Capture d'écran de la vidéo Youtube CopyComic
Capture d'écran de la vidéo Youtube CopyComic

Cela fait quelques mois qu’une chaîne Youtube du nom de « CopyComic » épingle les similitudes entre les sketchs de comiques français et ceux de leurs confrères, notamment américains. S’interrogeant sur d’éventuel cas de plagiat.

Par exemple une légende du stand-up outre atlantique, Jerry Seinfeld, qui explique qu’on ne comprend rien aux gestes des hôtesses de l’air lorsqu’elles désignent vaguement de leur bras les issues de secours. La même trame humoristique peu ou prou se retrouve chez Gad Elmaleh.

Ou encore une autre légende comique américaine, Dave Chapelle, qui raconte comment en cas de cambriolage, vu qu’il est noir, il aura quelques problèmes à se faire comprendre à la police que ce n’est pas lui le voleur. Cette fois c’est dans un sketch de Jamel Debbouze qu’on retrouve l’idée développée avec beaucoup de ressorts communs et parfois mot pour mot.

Et après tout pourquoi n’y aurait-il pas une nouvelle vague yéyés en France, qui se jouerait sur le terrain humoristique, en s’appropriant des standards étrangers ? A la différence qu’ « Il y a des choses » de Françoise Hardy adaptant un titre d’Adriano Celentano stipule bien qui est l’auteur de la mélodie (en l’occurrence Eduardo Vianello). Les « reprises » comiques, en revanche, sont pointées du doigt car elles ne créditent pas leurs sources.

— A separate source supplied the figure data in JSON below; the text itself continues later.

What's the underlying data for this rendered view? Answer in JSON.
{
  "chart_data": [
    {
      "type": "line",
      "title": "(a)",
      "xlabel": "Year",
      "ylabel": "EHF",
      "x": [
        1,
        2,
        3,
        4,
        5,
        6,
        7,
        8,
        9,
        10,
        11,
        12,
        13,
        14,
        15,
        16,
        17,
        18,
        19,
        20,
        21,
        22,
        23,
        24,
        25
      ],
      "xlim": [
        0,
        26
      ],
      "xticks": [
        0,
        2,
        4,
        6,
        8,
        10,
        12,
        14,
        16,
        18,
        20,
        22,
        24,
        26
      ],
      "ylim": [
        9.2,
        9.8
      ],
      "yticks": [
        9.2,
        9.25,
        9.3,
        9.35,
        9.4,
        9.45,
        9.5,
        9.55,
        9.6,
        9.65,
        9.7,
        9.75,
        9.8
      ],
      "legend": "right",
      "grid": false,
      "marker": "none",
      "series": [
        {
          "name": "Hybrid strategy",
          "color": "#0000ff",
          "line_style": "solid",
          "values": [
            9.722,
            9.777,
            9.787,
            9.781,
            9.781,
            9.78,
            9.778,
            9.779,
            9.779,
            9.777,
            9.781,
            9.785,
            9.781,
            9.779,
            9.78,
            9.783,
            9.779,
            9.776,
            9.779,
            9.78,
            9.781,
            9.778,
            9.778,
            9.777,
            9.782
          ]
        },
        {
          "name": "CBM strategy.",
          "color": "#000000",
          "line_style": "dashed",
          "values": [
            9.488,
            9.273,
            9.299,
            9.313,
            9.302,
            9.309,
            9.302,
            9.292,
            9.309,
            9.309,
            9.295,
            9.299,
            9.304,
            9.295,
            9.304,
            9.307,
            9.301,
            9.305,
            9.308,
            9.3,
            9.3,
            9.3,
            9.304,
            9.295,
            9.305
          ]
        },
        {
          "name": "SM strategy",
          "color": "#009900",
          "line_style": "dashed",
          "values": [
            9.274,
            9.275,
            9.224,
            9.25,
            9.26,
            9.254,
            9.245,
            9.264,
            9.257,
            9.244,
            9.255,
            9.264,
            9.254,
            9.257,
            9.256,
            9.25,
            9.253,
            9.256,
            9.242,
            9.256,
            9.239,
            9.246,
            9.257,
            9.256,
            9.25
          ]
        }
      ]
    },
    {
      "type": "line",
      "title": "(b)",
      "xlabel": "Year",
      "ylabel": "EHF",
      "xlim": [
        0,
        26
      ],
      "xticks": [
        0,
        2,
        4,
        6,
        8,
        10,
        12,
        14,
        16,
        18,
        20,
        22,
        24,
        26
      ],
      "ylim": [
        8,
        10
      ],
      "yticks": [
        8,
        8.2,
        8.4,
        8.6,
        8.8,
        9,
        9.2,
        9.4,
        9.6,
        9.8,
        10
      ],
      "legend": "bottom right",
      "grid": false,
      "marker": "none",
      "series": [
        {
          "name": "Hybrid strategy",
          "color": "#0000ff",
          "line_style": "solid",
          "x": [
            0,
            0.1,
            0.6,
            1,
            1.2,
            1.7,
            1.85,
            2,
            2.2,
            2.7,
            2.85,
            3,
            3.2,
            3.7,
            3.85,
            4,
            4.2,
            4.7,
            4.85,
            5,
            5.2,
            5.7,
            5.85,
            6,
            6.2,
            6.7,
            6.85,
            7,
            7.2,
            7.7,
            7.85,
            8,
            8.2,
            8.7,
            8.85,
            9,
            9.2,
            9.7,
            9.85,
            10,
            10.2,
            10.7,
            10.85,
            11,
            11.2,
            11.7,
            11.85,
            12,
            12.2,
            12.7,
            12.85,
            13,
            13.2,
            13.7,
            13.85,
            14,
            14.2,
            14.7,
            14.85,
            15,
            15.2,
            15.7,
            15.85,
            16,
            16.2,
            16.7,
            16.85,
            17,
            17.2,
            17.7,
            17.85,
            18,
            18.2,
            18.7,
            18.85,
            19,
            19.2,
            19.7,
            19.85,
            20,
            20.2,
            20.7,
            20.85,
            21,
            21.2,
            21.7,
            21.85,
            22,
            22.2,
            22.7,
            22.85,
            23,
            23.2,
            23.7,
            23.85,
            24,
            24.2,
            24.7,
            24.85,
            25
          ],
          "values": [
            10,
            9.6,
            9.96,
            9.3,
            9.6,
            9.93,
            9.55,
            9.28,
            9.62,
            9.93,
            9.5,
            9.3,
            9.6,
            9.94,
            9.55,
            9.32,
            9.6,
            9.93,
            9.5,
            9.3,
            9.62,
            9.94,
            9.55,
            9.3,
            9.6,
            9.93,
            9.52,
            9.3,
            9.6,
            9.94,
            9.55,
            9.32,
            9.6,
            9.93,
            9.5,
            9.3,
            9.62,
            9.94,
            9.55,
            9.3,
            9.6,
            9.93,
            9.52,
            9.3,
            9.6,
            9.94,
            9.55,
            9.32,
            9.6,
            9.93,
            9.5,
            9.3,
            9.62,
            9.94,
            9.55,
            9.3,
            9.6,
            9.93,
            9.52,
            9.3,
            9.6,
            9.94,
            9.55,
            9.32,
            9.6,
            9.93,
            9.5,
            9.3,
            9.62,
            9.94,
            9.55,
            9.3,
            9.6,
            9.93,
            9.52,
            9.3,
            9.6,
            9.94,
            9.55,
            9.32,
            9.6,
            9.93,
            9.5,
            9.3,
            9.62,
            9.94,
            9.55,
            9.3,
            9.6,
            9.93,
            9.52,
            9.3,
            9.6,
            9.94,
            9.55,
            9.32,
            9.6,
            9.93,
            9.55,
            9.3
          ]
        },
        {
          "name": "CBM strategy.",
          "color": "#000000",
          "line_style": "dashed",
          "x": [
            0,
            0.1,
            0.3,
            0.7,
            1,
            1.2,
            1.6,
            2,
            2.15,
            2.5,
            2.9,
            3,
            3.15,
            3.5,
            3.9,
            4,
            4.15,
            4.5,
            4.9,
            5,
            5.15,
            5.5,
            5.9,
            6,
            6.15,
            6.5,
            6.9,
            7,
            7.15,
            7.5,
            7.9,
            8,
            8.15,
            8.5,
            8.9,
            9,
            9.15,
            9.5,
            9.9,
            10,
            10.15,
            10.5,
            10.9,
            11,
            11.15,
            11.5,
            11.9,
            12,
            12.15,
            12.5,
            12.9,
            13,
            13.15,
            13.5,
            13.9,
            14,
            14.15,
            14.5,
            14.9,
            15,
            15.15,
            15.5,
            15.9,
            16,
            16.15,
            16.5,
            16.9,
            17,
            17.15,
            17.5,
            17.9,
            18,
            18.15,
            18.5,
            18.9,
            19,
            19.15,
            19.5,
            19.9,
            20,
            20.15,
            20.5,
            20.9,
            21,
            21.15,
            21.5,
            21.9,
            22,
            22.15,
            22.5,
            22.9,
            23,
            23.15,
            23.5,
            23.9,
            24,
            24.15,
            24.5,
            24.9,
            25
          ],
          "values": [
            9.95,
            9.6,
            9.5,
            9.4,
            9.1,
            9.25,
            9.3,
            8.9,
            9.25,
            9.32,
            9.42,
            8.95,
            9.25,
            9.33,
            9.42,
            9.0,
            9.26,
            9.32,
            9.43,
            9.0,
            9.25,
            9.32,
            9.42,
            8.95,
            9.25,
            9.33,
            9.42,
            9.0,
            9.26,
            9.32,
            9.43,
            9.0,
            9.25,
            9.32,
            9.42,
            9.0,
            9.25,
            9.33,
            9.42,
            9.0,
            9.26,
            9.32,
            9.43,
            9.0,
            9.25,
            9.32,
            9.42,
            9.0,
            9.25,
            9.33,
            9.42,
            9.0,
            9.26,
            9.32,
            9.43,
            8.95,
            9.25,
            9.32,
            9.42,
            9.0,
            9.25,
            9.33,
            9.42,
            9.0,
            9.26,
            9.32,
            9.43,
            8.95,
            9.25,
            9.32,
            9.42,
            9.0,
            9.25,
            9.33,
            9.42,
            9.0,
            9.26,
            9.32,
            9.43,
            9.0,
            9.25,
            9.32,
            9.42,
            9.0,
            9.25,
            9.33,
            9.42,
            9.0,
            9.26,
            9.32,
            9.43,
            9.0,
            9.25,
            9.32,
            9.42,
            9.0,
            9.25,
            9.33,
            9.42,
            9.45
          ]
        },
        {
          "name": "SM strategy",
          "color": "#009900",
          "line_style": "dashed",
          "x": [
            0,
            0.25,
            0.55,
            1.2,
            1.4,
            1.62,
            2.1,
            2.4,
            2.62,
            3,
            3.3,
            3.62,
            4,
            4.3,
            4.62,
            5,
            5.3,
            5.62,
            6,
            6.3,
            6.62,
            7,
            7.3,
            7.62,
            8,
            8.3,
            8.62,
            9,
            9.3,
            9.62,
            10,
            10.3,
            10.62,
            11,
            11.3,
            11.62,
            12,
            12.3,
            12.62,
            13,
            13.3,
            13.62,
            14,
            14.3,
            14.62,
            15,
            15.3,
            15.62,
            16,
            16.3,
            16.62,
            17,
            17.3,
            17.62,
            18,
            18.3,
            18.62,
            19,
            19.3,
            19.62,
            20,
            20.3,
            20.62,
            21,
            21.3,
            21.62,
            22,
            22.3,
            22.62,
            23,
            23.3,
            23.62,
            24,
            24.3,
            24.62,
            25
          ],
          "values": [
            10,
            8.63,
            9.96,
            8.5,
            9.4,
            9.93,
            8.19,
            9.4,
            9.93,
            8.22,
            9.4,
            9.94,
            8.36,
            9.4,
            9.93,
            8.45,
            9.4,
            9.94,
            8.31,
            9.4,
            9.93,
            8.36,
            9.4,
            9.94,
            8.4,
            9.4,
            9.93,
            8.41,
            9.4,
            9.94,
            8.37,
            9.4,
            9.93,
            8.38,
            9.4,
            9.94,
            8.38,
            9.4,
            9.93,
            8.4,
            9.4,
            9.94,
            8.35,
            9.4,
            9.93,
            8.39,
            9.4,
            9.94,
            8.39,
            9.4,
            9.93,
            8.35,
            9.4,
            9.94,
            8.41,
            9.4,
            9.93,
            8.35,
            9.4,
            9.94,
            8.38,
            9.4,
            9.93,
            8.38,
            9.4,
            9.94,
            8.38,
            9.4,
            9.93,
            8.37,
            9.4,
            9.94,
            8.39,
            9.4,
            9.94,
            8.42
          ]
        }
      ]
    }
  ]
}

Au-delà du succès de ces montages vidéos en ligne et de leur retentissement médiatique, l’affaire a pris un autre tour depuis que les avocats de Gad Elmaleh ont réclamé (au nom de K2S Productions) que deux de ces vidéos CopyComic soient retirées pour «atteinte aux droits voisins ». Les montages vidéos vus près d’1,9 millions de fois ont également été qualifiés de « contrefaçons » au nom de la propriété intellectuelle.

Renversement pour le moins étonnant où des vidéos qui montrent l’inspiration très prononcée du comique français se retrouvent à leur tour attaquées faute d’accord de reproduction.

C’est, à mon humble avis, peu judicieux de la part de Gad Elmaleh de réclamer la suppression de ces contenus ainsi que les tweets qui les mentionnent. Mais la question plus large qui est soulevée concerne les nouvelles batailles du droit d’auteur. 

Le code de la propriété intellectuelle permet de reproduire certains passage d’une oeuvre si la source est suffisamment identifiée et si les citations sont justifiées « par  le caractère critique, polémique, pédagogique, scientifique ou d'information de l'oeuvre à laquelle elles sont incorporées ». Dans le cas présent, les requêtes de Gad Elmaleh auraient donc de forte chance d’être rejetées. 

Mais l’article 13 de la future directive européenne sur le droit d’auteur prévoit d’encadrer davantage les plateformes qui devront demander des autorisations préalables. Avec la polémique « CopyComic » c’est un enjeu plus complexe qui refait surface : l’équilibre entre maintient de la créativité en ligne (y compris parodique) et contrôle des diffuseurs numériques.